Centrist Democrat Sens. Joe Manchin of West Virginia, and Kyrsten Sinema of Arizona, have agreed with every Biden judicial nominee so far.

Conservative Republican Sen. Josh Hawley, of Missouri, who hasn’t voted for any of Biden’s judicial picks, said that if Biden "goes down the path he has been going" on judicial nominees, he'll have trouble getting Republican votes. "It deserves thorough scrutiny, and I hope that whoever it is, Republicans will be committed to doing that — and it won't just be a rubber stamp process,” Hawley said, Politico reported.

Republican Senate Minority Leader Mitch McConnell, of Kentucky, meanwhile, cautioned Biden last week not to "outsource” the decision to the "radical left."

Sen. Graham, a member of the Senate Judiciary Committee, has voted for 48 Biden judges. Republican Sen. Thom Tillis, of North Carolina, has agreed to move forward on 25 judges, and top Judiciary Committee Republican Chuck Grassley of Iowa, has supported advancing 20.

By contrast, Republican Sens. Ben Sasse, of Nebraska, and Ted Cruz, of Texas, have not supported any of Biden's judges.

"Some of the people that are being considered have already been considered by the Judiciary Committee and did receive some Republican votes,' said former Sen. Russ Feingold, a Democrat from Wisconsin, now president of the American Constitution Society, a liberal legal group.

Sen. Grassley has supported 36% of the president’s choices for district and circuit court judgeships.

A vote for circuit or district court judge doesn’t guarantee a vote for a Supreme Court nominee, however.

Murkowski, Collins, and Graham were the only three Republicans to vote yes on the floor for the circuit nomination of Judge Ketanji Brown Jackson, who is a front-runner for the vacancy.

Murkowski and Collins, meanwhile, said the Senate shouldn't rush the process.

In an interview on ABC News' "This Week," Collins said Biden's announcement of his intent to nominate an African-American woman to the Supreme Court made it a political choice, Newsmax reported.

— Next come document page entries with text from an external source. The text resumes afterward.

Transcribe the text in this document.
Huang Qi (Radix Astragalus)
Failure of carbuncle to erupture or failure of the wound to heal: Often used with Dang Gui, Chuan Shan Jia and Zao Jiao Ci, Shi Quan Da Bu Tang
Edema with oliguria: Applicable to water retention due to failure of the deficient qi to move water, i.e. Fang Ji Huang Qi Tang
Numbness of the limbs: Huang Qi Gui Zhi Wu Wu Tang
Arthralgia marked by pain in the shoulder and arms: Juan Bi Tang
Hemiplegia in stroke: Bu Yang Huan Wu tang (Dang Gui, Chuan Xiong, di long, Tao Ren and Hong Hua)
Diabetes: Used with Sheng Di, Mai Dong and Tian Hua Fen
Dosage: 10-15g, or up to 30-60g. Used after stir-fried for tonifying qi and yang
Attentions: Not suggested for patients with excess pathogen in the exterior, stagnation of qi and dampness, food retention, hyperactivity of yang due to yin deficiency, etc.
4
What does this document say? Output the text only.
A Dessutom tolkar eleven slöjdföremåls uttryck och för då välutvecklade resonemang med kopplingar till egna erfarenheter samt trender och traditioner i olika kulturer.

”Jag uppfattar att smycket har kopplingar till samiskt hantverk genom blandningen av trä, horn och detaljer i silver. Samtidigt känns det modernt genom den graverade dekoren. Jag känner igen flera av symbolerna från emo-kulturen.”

"The way that the president has handled this nomination has been clumsy at best," Collins complained. "It adds to the further perception that the court is a political institution like Congress when it is not supposed to be. I certainly am open to whomever he decides to nominate. My job as a senator is to evaluate the qualifications of that person under the advice and consent role."

Also on Sunday, Graham said he understood Biden's rationale for wanting to add a Black woman to the Supreme Court and touted a district court judge from his home state, J. Michelle Childs, Politico reported.

"Let's make the court more like America," he said on CBS' "Face the Nation." "But qualifications have to be the biggest consideration, and as to Michelle Childs, I think she’s qualified by every measure."

Nan Aron, founder of the liberal advocacy group Alliance for Justice, estimated the odds that those three Republicans support Biden’s pick at "more likely than not, but not a guarantee."

If the confirmation is strictly partisan, it would be the first 50-50 Supreme Court vote in history.